One thing that certainly separates us and the rest of nature is that birds and animals don’t get to retire, and in turn to contemplate a fundamental change in existence.

The green rosella’s fate, when it is too old to fossick and fly, is to wrap itself in its wings one cold night and slip quietly to that happy hunting ground of native cherry and bottlebrush seed in the sky or, more grimly, to have his slower movements in the trees betray it to the sharp talons of the marauding brown goshawk.

As a “baby-boomer” retiring just over a year previously I was warned by my doctor to prepare myself for the upheaval of leaving the workforce and the social life that went with it, especially the camaraderie and mateship of a lifetime spent as a journalist.

And friends in the medical profession said that retirees often faced depression, feeling they were no longer constructive members of society. They felt like outsiders, isolated, out on a limb.

My friends were worried that the energy I devoted to my bird column, and walking on the mountain and in the woods to gather research, might not be enough to keep me occupied. Even though I pointed out that bird-watching was an ideal pursuit for the retired – keeping people fit and alert – it was suggested I join a men’s shed for companionship, or some other group to keep me involved and active.

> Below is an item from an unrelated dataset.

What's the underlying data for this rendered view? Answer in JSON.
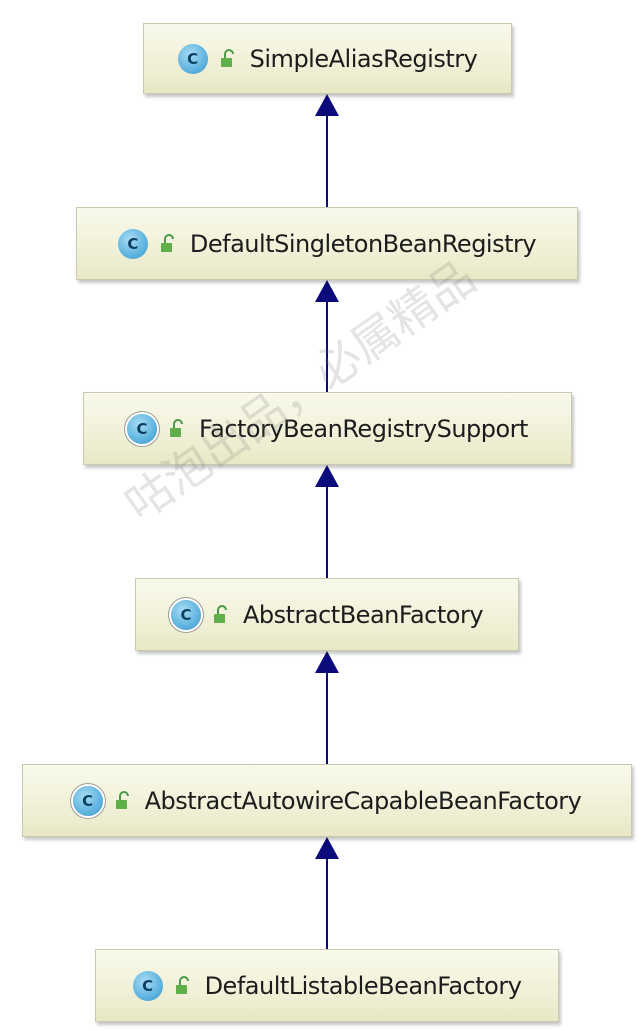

On that score I’d been lucky to have discovered the Hobart City Council’s Bush Adventures program and this had provided a vital contact with new faces and a wider interest in nature to go with my birding. Whether it be studying flowers, trees, fungi, birds or even bats, I found people who shared my interest.

My first outing of the nature’s new year was billed a Pinnacle Discovery Walk to study nature in the alpine zone on Mt Wellington. I had needed a lift of spirits on the snow-covered mountain that morning because I was feeling a little down. I had found the bright yellow feathers of the old rosella on my lawn, the old boy no doubt falling victim to a predator during the early morning as the sun came up.